Benim sorguladım yer şurası;
Soru neden “aşık mı/mıyım değil mi/miyim, hoşlanıyor mu/muyum” diye gelmiyor da
“seviyor mu/muyum sevmiyor mu/muyum” diye geliyor?
Sorgulama neden “sevgi” kavramı üzerinden yapılıyor?
Düşüncem odur ki:
Sevgiyle “ilk” karşılaştığımız yer, anneyle kurduğumuz ilişkidir.
Sevgiye dair olumlu olumsuz tüm deneyimler annemizle kurduğumuz ilişkiyle yaratılır.
Temel güvenlik gereksinmelerimiz bu ilişki, bu ilişkiye duyulan bağlılık ve bu bağlılığın yarattığı güven üzerinden karşılanır.
Bu nedenle “sevgi” meselesi bizim için varoluşsal bir konudur.
“Varoluşsal” sorunlarımız bu kavram etrafından şekillenip, tanımlanır.
Bu nedenle “sevgi” kavramı hayatla ilgili zorlanmamızın, sorgulamamızın, çözüm arayışımızın “nesnesi” olur.
Yetişkin olarak sevgi kavramını kullanarak yaptığımız tüm tanımlamalar, algılamalar, kıyaslar, beklentiler hep bu ilişki üzerinden,
anneyle kurulan kompleks ilişki üzerinden yapılır.
Yetişkinin dünyasındaki “sevgi sorunsalı” anneyle çözümlenmemiş kompleks ilişkinin devamıdır.
Açarsam,
Sevgi sorunsalı;
Anneyle Yaşanmışın arayışı, Çatışmanın tekrarı ya da Yokluğunun tolerasyonudur.
İlişkilerinde “sevilip sevilmeme” meselesine “kafayı takanların”,
ilişkiye dair tüm beklentileri ve sorgulamaları bu kavram üzerinden yapanların;
anneyle ilişkilerinde “çözümlenmemiş” sıkıntıları vardır.
Daha da açık konuşayım:
- “Sevildiğimden emin olursam seveceğim”
- “Sevildiğimden emin olursam evleneceğim”
- “Sevildiğimden emin olursam çocuk yapacağım”

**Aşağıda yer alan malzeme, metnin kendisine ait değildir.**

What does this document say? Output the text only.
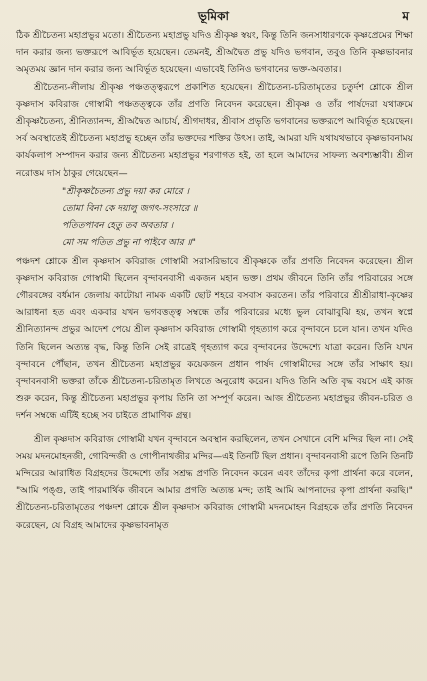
ভূমিকা	ম

ঠিক শ্রীচৈতন্য মহাপ্রভুর মতো। শ্রীচৈতন্য মহাপ্রভু যদিও শ্রীকৃষ্ণ স্বয়ং, কিন্তু তিনি জনসাধারণকে কৃষ্ণপ্রেমের শিক্ষা দান করার জন্য ভক্তরূপে আবির্ভূত হয়েছেন। তেমনই, শ্রীঅদ্বৈত প্রভু যদিও ভগবান, তবুও তিনি কৃষ্ণভাবনার অমৃতময় জ্ঞান দান করার জন্য আবির্ভূত হয়েছেন। এভাবেই তিনিও ভগবানের ভক্ত-অবতার।

শ্রীচৈতন্য-লীলায় শ্রীকৃষ্ণ পঞ্চতত্ত্বরূপে প্রকাশিত হয়েছেন। শ্রীচৈতন্য-চরিতামৃতের চতুর্দশ শ্লোকে শ্রীল কৃষ্ণদাস কবিরাজ গোস্বামী পঞ্চতত্ত্বকে তাঁর প্রণতি নিবেদন করেছেন। শ্রীকৃষ্ণ ও তাঁর পার্ষদেরা যথাক্রমে শ্রীকৃষ্ণচৈতন্য, শ্রীনিত্যানন্দ, শ্রীঅদ্বৈত আচার্য, শ্রীগদাধর, শ্রীবাস প্রভৃতি ভগবানের ভক্তরূপে আবির্ভূত হয়েছেন। সর্ব অবস্থাতেই শ্রীচৈতন্য মহাপ্রভু হচ্ছেন তাঁর ভক্তদের শক্তির উৎস। তাই, আমরা যদি যথাযথভাবে কৃষ্ণভাবনাময় কার্যকলাপ সম্পাদন করার জন্য শ্রীচৈতন্য মহাপ্রভুর শরণাগত হই, তা হলে আমাদের সাফল্য অবশ্যম্ভাবী। শ্রীল নরোত্তম দাস ঠাকুর গেয়েছেন—

"শ্রীকৃষ্ণচৈতন্য প্রভু দয়া কর মোরে ।
তোমা বিনা কে দয়ালু জগৎ-সংসারে ॥
পতিতপাবন হেতু তব অবতার ।
মো সম পতিত প্রভু না পাইবে আর ॥"

পঞ্চদশ শ্লোকে শ্রীল কৃষ্ণদাস কবিরাজ গোস্বামী সরাসরিভাবে শ্রীকৃষ্ণকে তাঁর প্রণতি নিবেদন করেছেন। শ্রীল কৃষ্ণদাস কবিরাজ গোস্বামী ছিলেন বৃন্দাবনবাসী একজন মহান ভক্ত। প্রথম জীবনে তিনি তাঁর পরিবারের সঙ্গে গৌরবঙ্গের বর্ধমান জেলায় কাটোয়া নামক একটি ছোট শহরে বসবাস করতেন। তাঁর পরিবারে শ্রীশ্রীরাধা-কৃষ্ণের আরাধনা হত এবং একবার যখন ভগবত্তত্ত্ব সম্বন্ধে তাঁর পরিবারের মধ্যে ভুল বোঝাবুঝি হয়, তখন স্বপ্নে শ্রীনিত্যানন্দ প্রভুর আদেশ পেয়ে শ্রীল কৃষ্ণদাস কবিরাজ গোস্বামী গৃহত্যাগ করে বৃন্দাবনে চলে যান। তখন যদিও তিনি ছিলেন অত্যন্ত বৃদ্ধ, কিন্তু তিনি সেই রাত্রেই গৃহত্যাগ করে বৃন্দাবনের উদ্দেশ্যে যাত্রা করেন। তিনি যখন বৃন্দাবনে পৌঁছান, তখন শ্রীচৈতন্য মহাপ্রভুর কয়েকজন প্রধান পার্ষদ গোস্বামীদের সঙ্গে তাঁর সাক্ষাৎ হয়। বৃন্দাবনবাসী ভক্তরা তাঁকে শ্রীচৈতন্য-চরিতামৃত লিখতে অনুরোধ করেন। যদিও তিনি অতি বৃদ্ধ বয়সে এই কাজ শুরু করেন, কিন্তু শ্রীচৈতন্য মহাপ্রভুর কৃপায় তিনি তা সম্পূর্ণ করেন। আজ শ্রীচৈতন্য মহাপ্রভুর জীবন-চরিত ও দর্শন সম্বন্ধে এটিই হচ্ছে সব চাইতে প্রামাণিক গ্রন্থ।

শ্রীল কৃষ্ণদাস কবিরাজ গোস্বামী যখন বৃন্দাবনে অবস্থান করছিলেন, তখন সেখানে বেশি মন্দির ছিল না। সেই সময় মদনমোহনজী, গোবিন্দজী ও গোপীনাথজীর মন্দির—এই তিনটি ছিল প্রধান। বৃন্দাবনবাসী রূপে তিনি তিনটি মন্দিরের আরাধিত বিগ্রহদের উদ্দেশ্যে তাঁর সশ্রদ্ধ প্রণতি নিবেদন করেন এবং তাঁদের কৃপা প্রার্থনা করে বলেন, "আমি পঙ্গু, তাই পারমার্থিক জীবনে আমার প্রগতি অত্যন্ত মন্দ; তাই আমি আপনাদের কৃপা প্রার্থনা করছি।" শ্রীচৈতন্য-চরিতামৃতের পঞ্চদশ শ্লোকে শ্রীল কৃষ্ণদাস কবিরাজ গোস্বামী মদনমোহন বিগ্রহকে তাঁর প্রণতি নিবেদন করেছেন, যে বিগ্রহ আমাদের কৃষ্ণভাবনামৃত
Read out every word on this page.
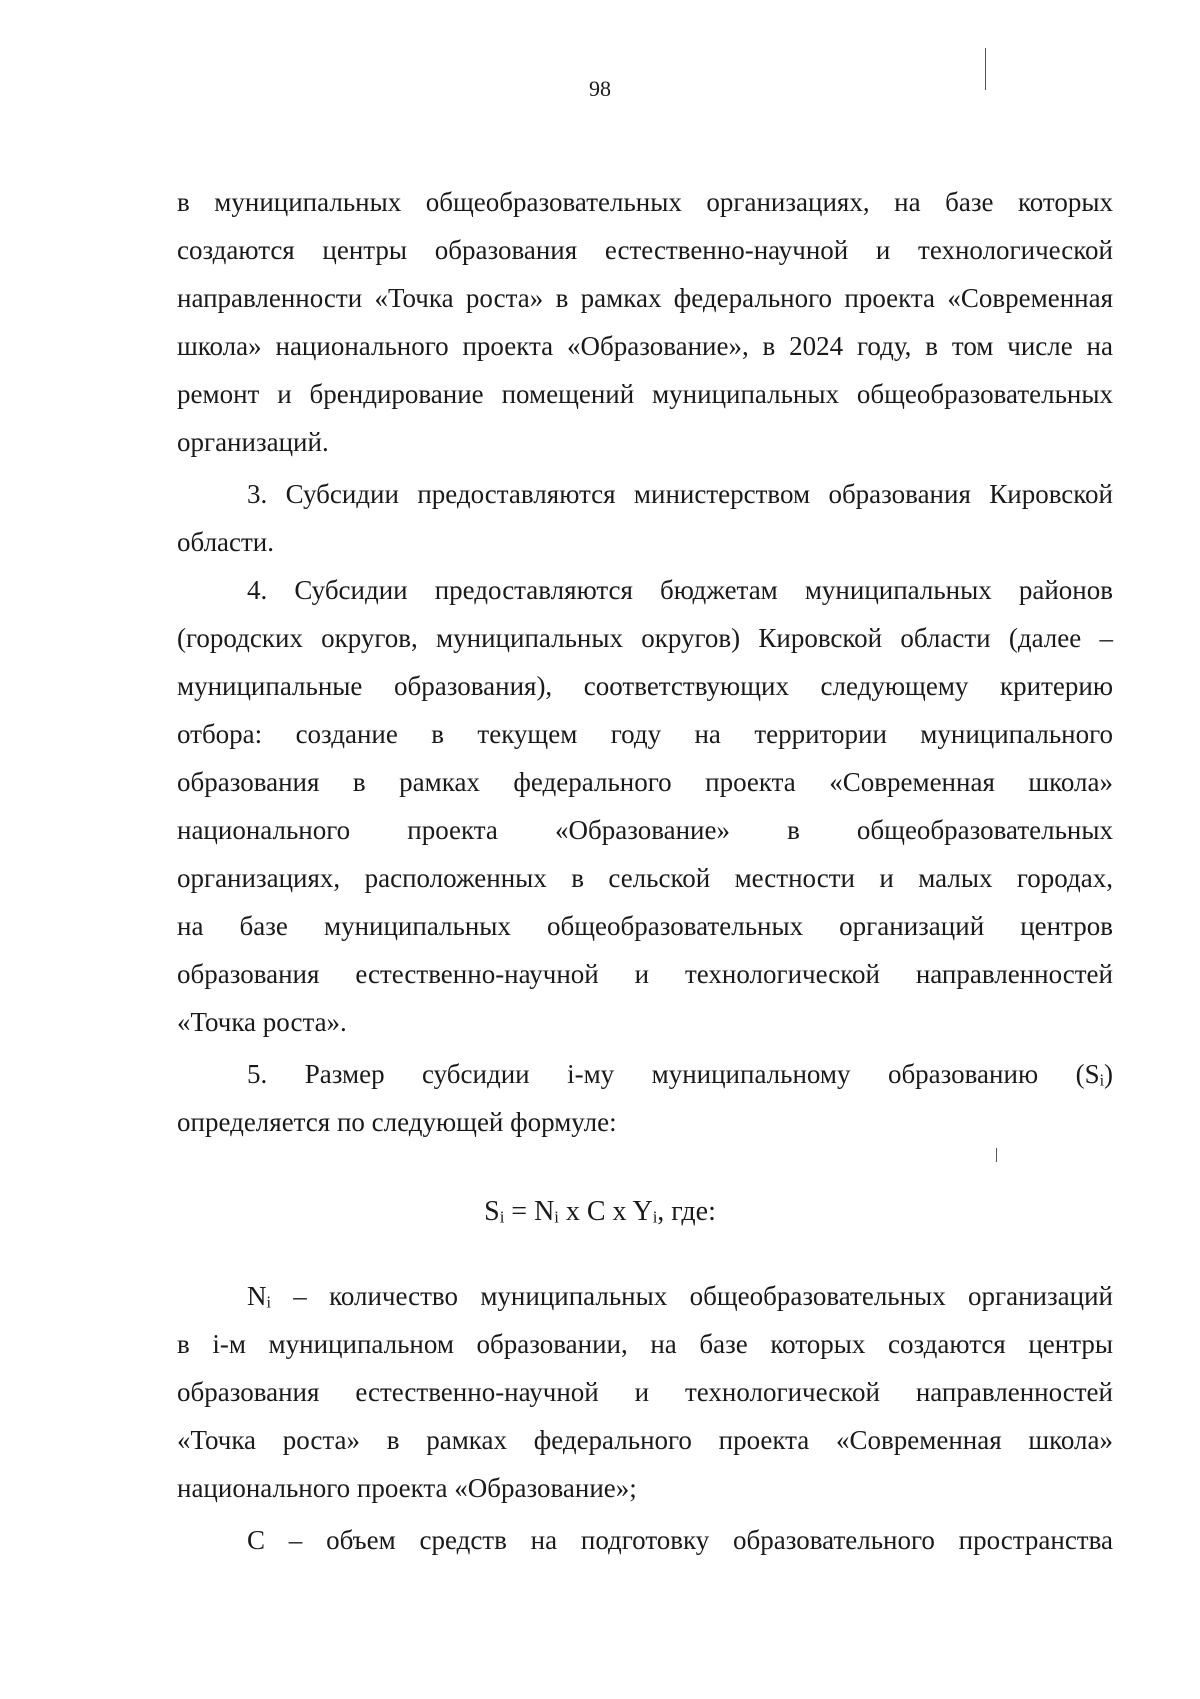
98
в муниципальных общеобразовательных организациях, на базе которых
создаются центры образования естественно-научной и технологической
направленности «Точка роста» в рамках федерального проекта «Современная
школа» национального проекта «Образование», в 2024 году, в том числе на
ремонт и брендирование помещений муниципальных общеобразовательных
организаций.
3. Субсидии предоставляются министерством образования Кировской
области.
4. Субсидии предоставляются бюджетам муниципальных районов
(городских округов, муниципальных округов) Кировской области (далее –
муниципальные образования), соответствующих следующему критерию
отбора: создание в текущем году на территории муниципального
образования в рамках федерального проекта «Современная школа»
национального проекта «Образование» в общеобразовательных
организациях, расположенных в сельской местности и малых городах,
на базе муниципальных общеобразовательных организаций центров
образования естественно-научной и технологической направленностей
«Точка роста».
5. Размер субсидии i-му муниципальному образованию (Sᵢ)
определяется по следующей формуле:
Sᵢ = Nᵢ x C x Yᵢ, где:
Nᵢ – количество муниципальных общеобразовательных организаций
в i-м муниципальном образовании, на базе которых создаются центры
образования естественно-научной и технологической направленностей
«Точка роста» в рамках федерального проекта «Современная школа»
национального проекта «Образование»;
С – объем средств на подготовку образовательного пространства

- “Sevilmediğimden emin olduğumda ayrılacağım/boşanacağım”
- “Sevdiğimden emin olursam bağlanacağım”
- “Sevdiğimden emin olursam evleneceğim”
- “sevdiğimden emin olursam çocuk yapacağım”
- “Sevmediğimden emin olursam ayrılacağım/boşanacağım”
Bu cümlelerin hiçbirinin gerçekliği yoktur ve saçmadır!
Bu cümleler, bu cümlelere yüklenen anlamlar;
anneyle kurulan/kurulamayan ilişkideki patolojiyi, patolojinin ardındaki anxiety’i gösterir.
Bu cümleler,
anneyle ilişkinin tekrarından, anneyle ilişkideki kaygıların yeniden yeniden yaşantılanmasından başka bir şey değildir.
Çok gerçekmiş, içi çok dolu bir tartışmaymış gibi görünse de boştur!
Terkedilmeyeceğine dair güvence, onun ya da kendisinin duygularının olası değişiminin yaratacağı gerilimleri, ayrılıkları göze alamama;
Bu kaygılardan emin olma ihtiyacı…
Aldatılmayacağından, karşısındakini her durumda yanında bulacağından, destek göreceğinden, her zaman arzulanacağından emin olmayı isteme…
Eminlik!
Bunun saçmalığını görebiliyor musunuz?
Bu arayışın nasıl bir patoloji olduğunu görebiliyor musunuz?
Bu arayışı normal bulanlara diyeceğim şudur;
“Siz annenizi arıyorsunuz.
Kuşkusuz buna soyunmak isteyenler olacaktır, lakin bir sevgiliden anneniz olmasını beklemek hayaldir.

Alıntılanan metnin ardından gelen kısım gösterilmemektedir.